I love this line from Wanda. It’s easy to overlook, but it gives us just as much insight into what Wanda wants as Vision asking Wanda to stay told us about what he wants.

Wanda wants every minute, every second she can have with Vision. She has the whole train schedule memorized. She’s planning down to the last possible instance so they can steal every moment together there is. They just wanted time.

I read something the other day criticizing Wanda’s role in Infinity War as being “just a weepy girlfriend”. And it took a few days for that to settle in, and I gotta tell you, the latent sexism blows my mind.

Let’s talk about Mr. Wando Maximoff, male superhero.

Wando and his love interest have been seeing each other secretly. They’re on their way to send her back when she stops him. She’s trying to tell him how she feels, but she’s blushing and stammering! How cute. Wando doesn’t have that problem, he’s quite confident, and assuredly helps her get it out. But that’s not all–his love interest wants commitment! She wants them to stay together… but Wando has doubts. Wando is a hero, he’s got comrades he fights alongside, and he can’t just give up on them.

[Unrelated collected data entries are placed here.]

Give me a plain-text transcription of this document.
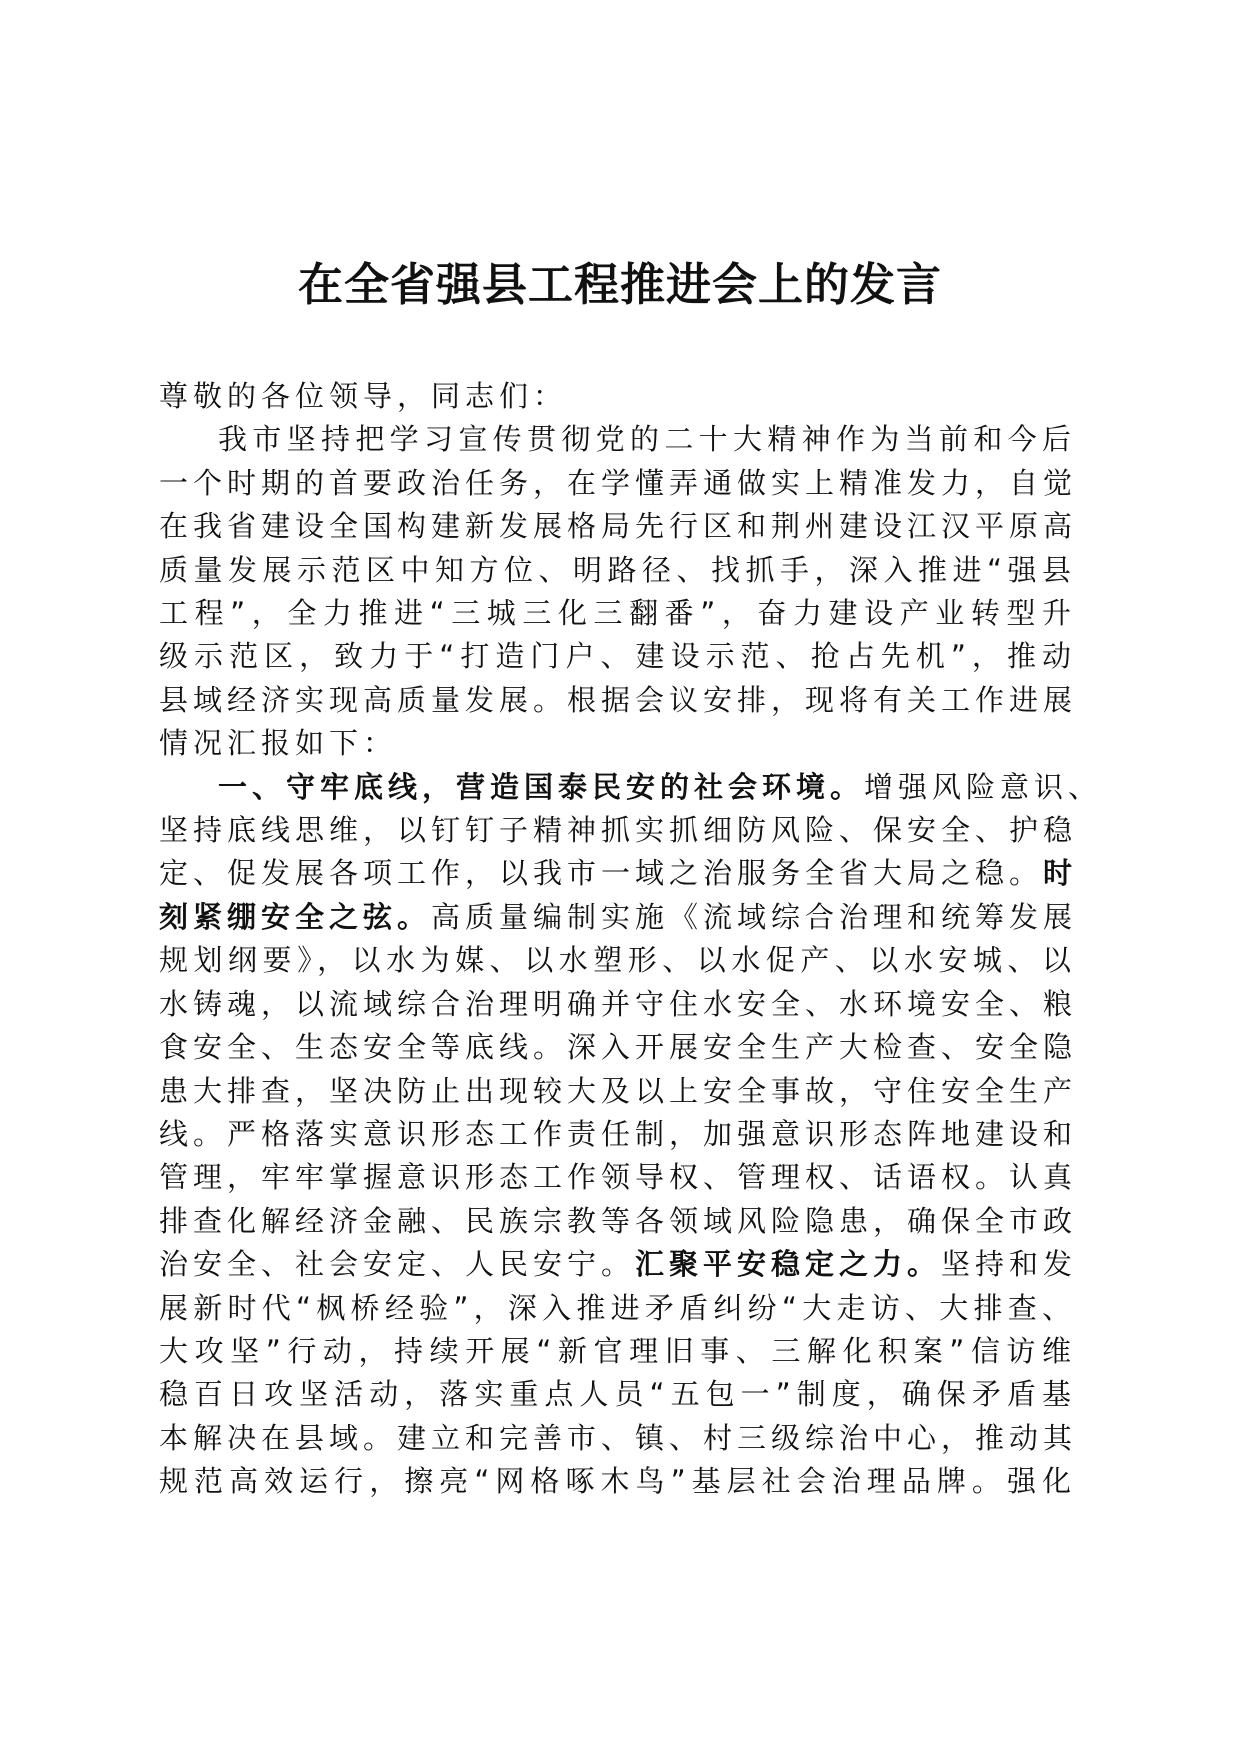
在全省强县工程推进会上的发言
尊敬的各位领导，同志们：
我市坚持把学习宣传贯彻党的二十大精神作为当前和今后
一个时期的首要政治任务，在学懂弄通做实上精准发力，自觉
在我省建设全国构建新发展格局先行区和荆州建设江汉平原高
质量发展示范区中知方位、明路径、找抓手，深入推进“强县
工程”，全力推进“三城三化三翻番”，奋力建设产业转型升
级示范区，致力于“打造门户、建设示范、抢占先机”，推动
县域经济实现高质量发展。根据会议安排，现将有关工作进展
情况汇报如下：
一、守牢底线，营造国泰民安的社会环境。增强风险意识、
坚持底线思维，以钉钉子精神抓实抓细防风险、保安全、护稳
定、促发展各项工作，以我市一域之治服务全省大局之稳。时
刻紧绷安全之弦。高质量编制实施《流域综合治理和统筹发展
规划纲要》，以水为媒、以水塑形、以水促产、以水安城、以
水铸魂，以流域综合治理明确并守住水安全、水环境安全、粮
食安全、生态安全等底线。深入开展安全生产大检查、安全隐
患大排查，坚决防止出现较大及以上安全事故，守住安全生产
线。严格落实意识形态工作责任制，加强意识形态阵地建设和
管理，牢牢掌握意识形态工作领导权、管理权、话语权。认真
排查化解经济金融、民族宗教等各领域风险隐患，确保全市政
治安全、社会安定、人民安宁。汇聚平安稳定之力。坚持和发
展新时代“枫桥经验”，深入推进矛盾纠纷“大走访、大排查、
大攻坚”行动，持续开展“新官理旧事、三解化积案”信访维
稳百日攻坚活动，落实重点人员“五包一”制度，确保矛盾基
本解决在县域。建立和完善市、镇、村三级综治中心，推动其
规范高效运行，擦亮“网格啄木鸟”基层社会治理品牌。强化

But before Wando can give her an answer, they’re attacked–his love interest is grievously injured, and Wando has to fight off the attackers and protect his girl–lifting her up, carrying her away, catching her when she falls… During this Wando assures his love interest he won’t ever leave her.

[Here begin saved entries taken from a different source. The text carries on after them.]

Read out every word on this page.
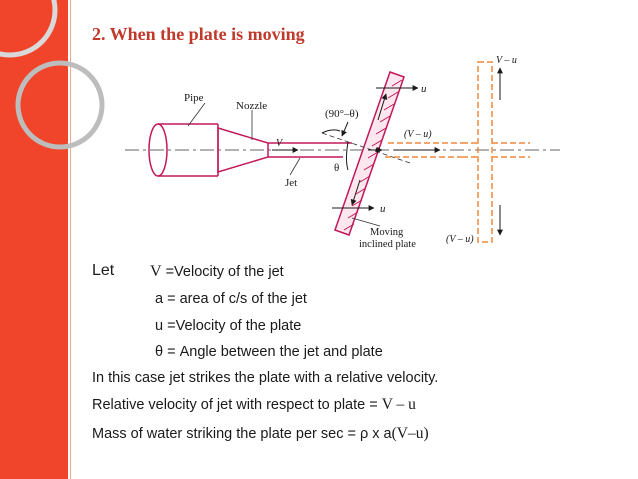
2. When the plate is moving
Pipe
Nozzle
V
Jet
(90°–θ)
θ
u
u
(V – u)
V – u
(V – u)
Moving
inclined plate
Let V =Velocity of the jet
a = area of c/s of the jet
u =Velocity of the plate
θ = Angle between the jet and plate
In this case jet strikes the plate with a relative velocity.
Relative velocity of jet with respect to plate = V – u
Mass of water striking the plate per sec = ρ x a(V–u)
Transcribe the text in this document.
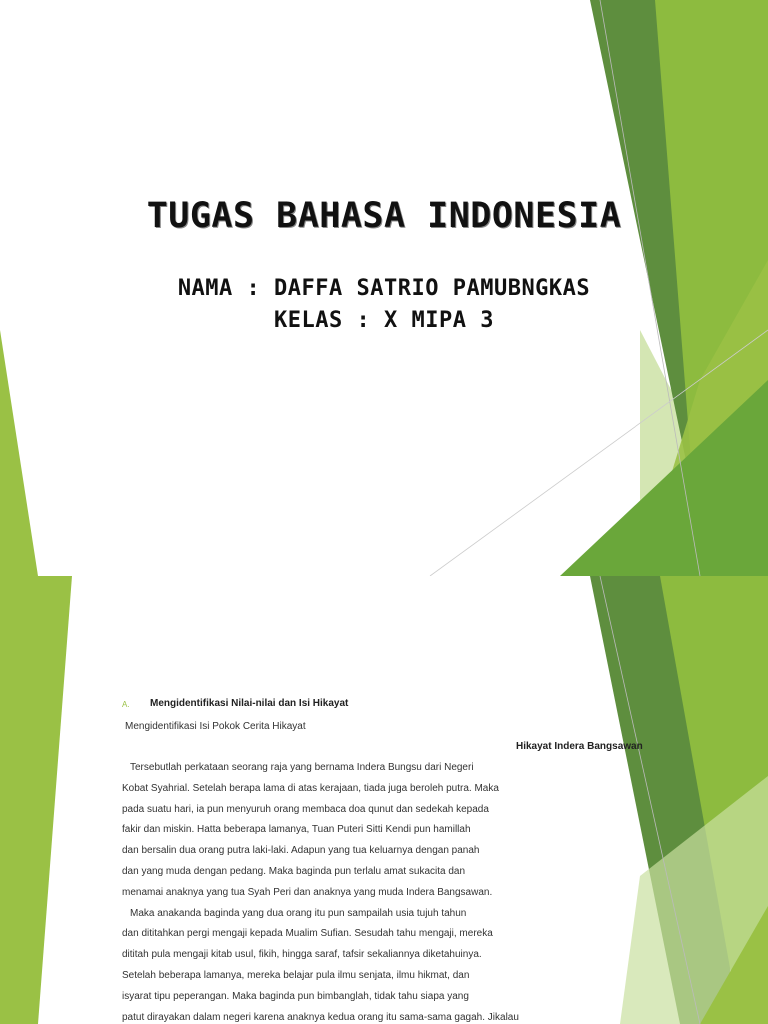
TUGAS BAHASA INDONESIA
NAMA : DAFFA SATRIO PAMUBNGKAS
KELAS : X MIPA 3
A. Mengidentifikasi Nilai-nilai dan Isi Hikayat
Mengidentifikasi Isi Pokok Cerita Hikayat
Hikayat Indera Bangsawan
Tersebutlah perkataan seorang raja yang bernama Indera Bungsu dari Negeri
Kobat Syahrial. Setelah berapa lama di atas kerajaan, tiada juga beroleh putra. Maka
pada suatu hari, ia pun menyuruh orang membaca doa qunut dan sedekah kepada
fakir dan miskin. Hatta beberapa lamanya, Tuan Puteri Sitti Kendi pun hamillah
dan bersalin dua orang putra laki-laki. Adapun yang tua keluarnya dengan panah
dan yang muda dengan pedang. Maka baginda pun terlalu amat sukacita dan
menamai anaknya yang tua Syah Peri dan anaknya yang muda Indera Bangsawan.
Maka anakanda baginda yang dua orang itu pun sampailah usia tujuh tahun
dan dititahkan pergi mengaji kepada Mualim Sufian. Sesudah tahu mengaji, mereka
dititah pula mengaji kitab usul, fikih, hingga saraf, tafsir sekaliannya diketahuinya.
Setelah beberapa lamanya, mereka belajar pula ilmu senjata, ilmu hikmat, dan
isyarat tipu peperangan. Maka baginda pun bimbanglah, tidak tahu siapa yang
patut dirayakan dalam negeri karena anaknya kedua orang itu sama-sama gagah. Jikalau
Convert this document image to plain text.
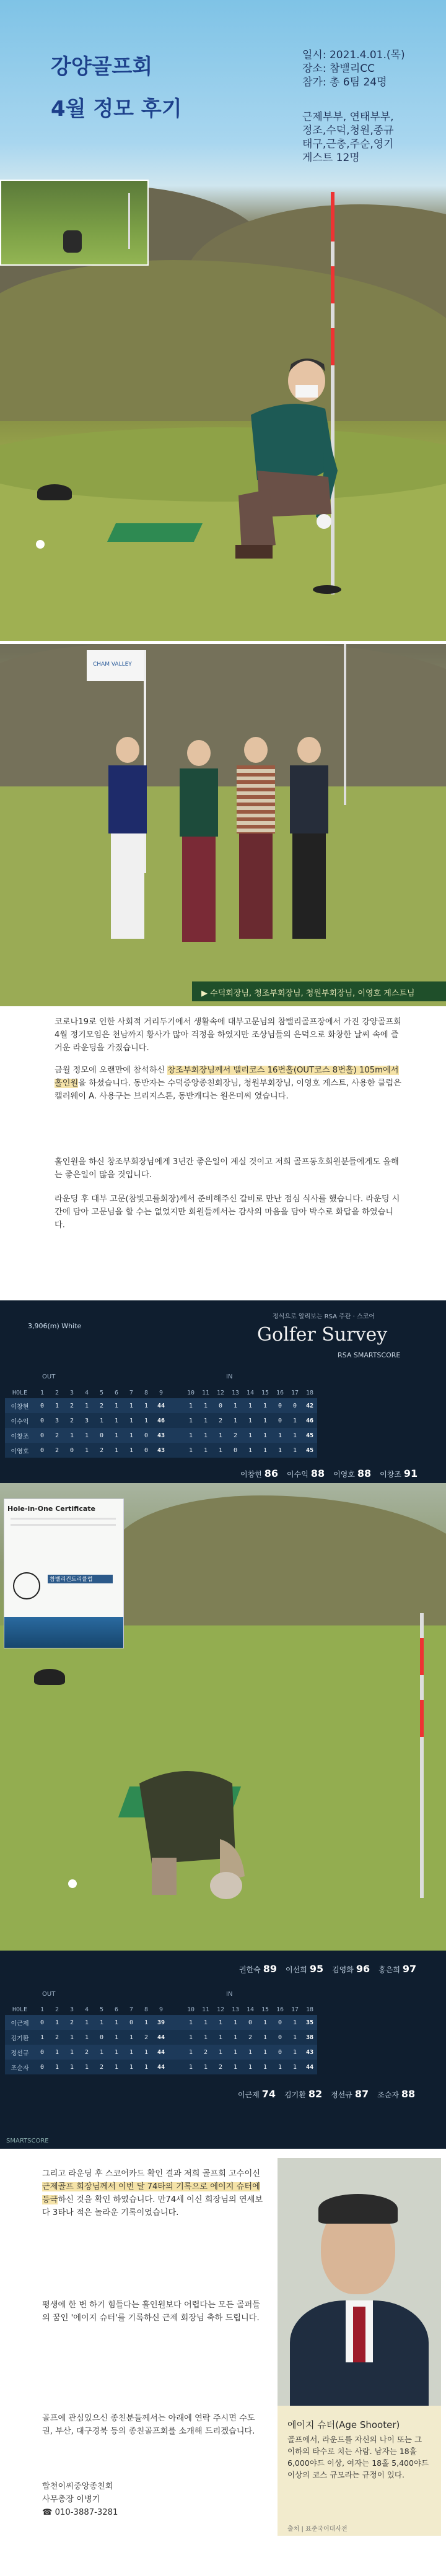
강양골프회
4월 정모 후기
일시: 2021.4.01.(목)
장소: 참밸리CC
참가: 총 6팀 24명
근제부부, 연태부부,
정조,수덕,청원,종규
태구,근충,주순,영기
게스트 12명
CHAM VALLEY
▶ 수덕회장님, 청조부회장님, 청원부회장님, 이영호 게스트님

코로나19로 인한 사회적 거리두기에서 생활속에 대부고문님의 참밸리골프장에서 가진 강양골프회 4월 정기모임은 천남까지 황사가 많아 걱정을 하였지만 조상님들의 은덕으로 화창한 날씨 속에 즐거운 라운딩을 가졌습니다.

금월 정모에 오랜만에 참석하신 창조부회장님께서 밸리코스 16번홀(OUT코스 8번홀) 105m에서 홀인원을 하셨습니다. 동반자는 수덕증앙종친회장님, 청원부회장님, 이영호 게스트, 사용한 클럽은 캘러웨이 A. 사용구는 브리지스톤, 동반캐디는 원은미씨 였습니다.

홀인원을 하신 창조부회장님에게 3년간 좋은일이 계실 것이고 저희 골프동호회원분들에게도 올해는 좋은일이 많을 것입니다.

라운딩 후 대부 고문(참빛고를회장)께서 준비해주신 갈비로 만난 점심 식사를 했습니다. 라운딩 시간에 담아 고문님을 할 수는 없었지만 회원들께서는 감사의 마음을 담아 박수로 화답을 하였습니다.

3,906(m) White
정식으로 알리보는 RSA 주관 · 스코어
Golfer Survey
RSA SMARTSCORE
OUT	IN
HOLE	1	2	3	4	5	6	7	8	9		10	11	12	13	14	15	16	17	18	
이창현	0	1	2	1	2	1	1	1	44		1	1	0	1	1	1	0	0	42	
이수익	0	3	2	3	1	1	1	1	46		1	1	2	1	1	1	0	1	46	
이창조	0	2	1	1	0	1	1	0	43		1	1	1	2	1	1	1	1	45	
이영호	0	2	0	1	2	1	1	0	43		1	1	1	0	1	1	1	1	45	
이창현 86 이수익 88 이영호 88 이창조 91
Hole-in-One Certificate
참밸리컨트리클럽
권한숙 89 이선희 95 김영화 96 홍은희 97
OUT	IN
HOLE	1	2	3	4	5	6	7	8	9		10	11	12	13	14	15	16	17	18	
이근제	0	1	2	1	1	1	0	1	39		1	1	1	1	0	1	0	1	35	
김기환	1	2	1	1	0	1	1	2	44		1	1	1	1	2	1	0	1	38	
정선규	0	1	1	2	1	1	1	1	44		1	2	1	1	1	1	0	1	43	
조순자	0	1	1	1	2	1	1	1	44		1	1	2	1	1	1	1	1	44	
이근제 74 김기환 82 정선규 87 조순자 88
SMARTSCORE
에이지 슈터(Age Shooter)

골프에서, 라운드를 자신의 나이 또는 그 이하의 타수로 치는 사람. 남자는 18홀 6,000야드 이상, 여자는 18홀 5,400야드 이상의 코스 규모라는 규정이 있다.

출처 | 표준국어대사전

그리고 라운딩 후 스코어카드 확인 결과 저희 골프회 고수이신 근제골프 회장님께서 이번 달 74타의 기록으로 에이지 슈터에 등극하신 것을 확인 하였습니다. 만74세 이신 회장님의 연세보다 3타나 적은 놀라운 기록이었습니다.

평생에 한 번 하기 힘들다는 홀인원보다 어렵다는 모든 골퍼들의 꿈인 '에이지 슈터'를 기록하신 근제 회장님 축하 드립니다.

골프에 관심있으신 종친분들께서는 아래에 연락 주시면 수도권, 부산, 대구경북 등의 종친골프회를 소개해 드리겠습니다.

합천이씨중앙종친회
사무총장 이병기
☎ 010-3887-3281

Later, when we discover what those villains really want, Wando’s love interest nobly volunteers to sacrifice herself but Wando is having none of that. He wants to save the girl and his friends agree. When the villains come for her again, Wando again has doubts about not being with his comrades, fighting alongside them until at least he enters the field and proceeds to absolutely crush the enemy.

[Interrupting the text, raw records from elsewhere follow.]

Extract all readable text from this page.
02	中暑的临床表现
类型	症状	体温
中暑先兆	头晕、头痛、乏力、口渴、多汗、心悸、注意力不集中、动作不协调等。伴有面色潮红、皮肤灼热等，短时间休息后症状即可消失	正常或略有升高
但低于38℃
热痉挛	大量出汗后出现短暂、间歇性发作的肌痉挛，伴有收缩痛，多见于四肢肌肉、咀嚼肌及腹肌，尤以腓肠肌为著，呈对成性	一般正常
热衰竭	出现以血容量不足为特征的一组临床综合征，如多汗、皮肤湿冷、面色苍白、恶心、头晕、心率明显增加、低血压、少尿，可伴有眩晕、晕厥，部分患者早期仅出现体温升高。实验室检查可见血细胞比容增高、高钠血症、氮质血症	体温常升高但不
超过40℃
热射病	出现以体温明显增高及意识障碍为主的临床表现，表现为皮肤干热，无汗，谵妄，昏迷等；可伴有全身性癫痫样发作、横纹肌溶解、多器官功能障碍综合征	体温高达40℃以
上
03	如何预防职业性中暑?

So. Wando Maximoff is a character who is a super badass who’s got a soft spot for the girl he loves. He’s all about fighting with his friends, saving the girl, and being the #1 badass on the field.

But Wanda Maximoff is a frail and ineffectual. She’s Vision’s girlfriend, and spends most of her time too paralyzed with all her womanly feelings of love to be useful.

I’m not saying that Wanda doesn’t have a number of feminine-coded characteristics and tropes, but she’s also got quite a few masculine ones that audiences would interpret as cool and heroic if she were a man.

I don’t think I’ve ever directly posted this here, but here it is at least for reference: this is from the canon prelude comic to Age of Ultron, explaining why the twins volunteered. While I don’t blame anyone for not reading this comic or not knowing what happens in it, canonically, the twins thought they were volunteering with SHIELD.

There’s some problem with the logic of the twins’ motivation that stems from the writing one way or another, but in the comic, HYDRA is very aware the twins wouldn’t be cool working with them if they knew.

It goes by really fast in the movie, but when Proxima shoots Wanda and Vision out of the sky, Vision reaches out to grab Wanda as they’re falling, flipping them over to take the brunt of the fall and protecting her head in his hand (while Wanda is softening their landing with her magic).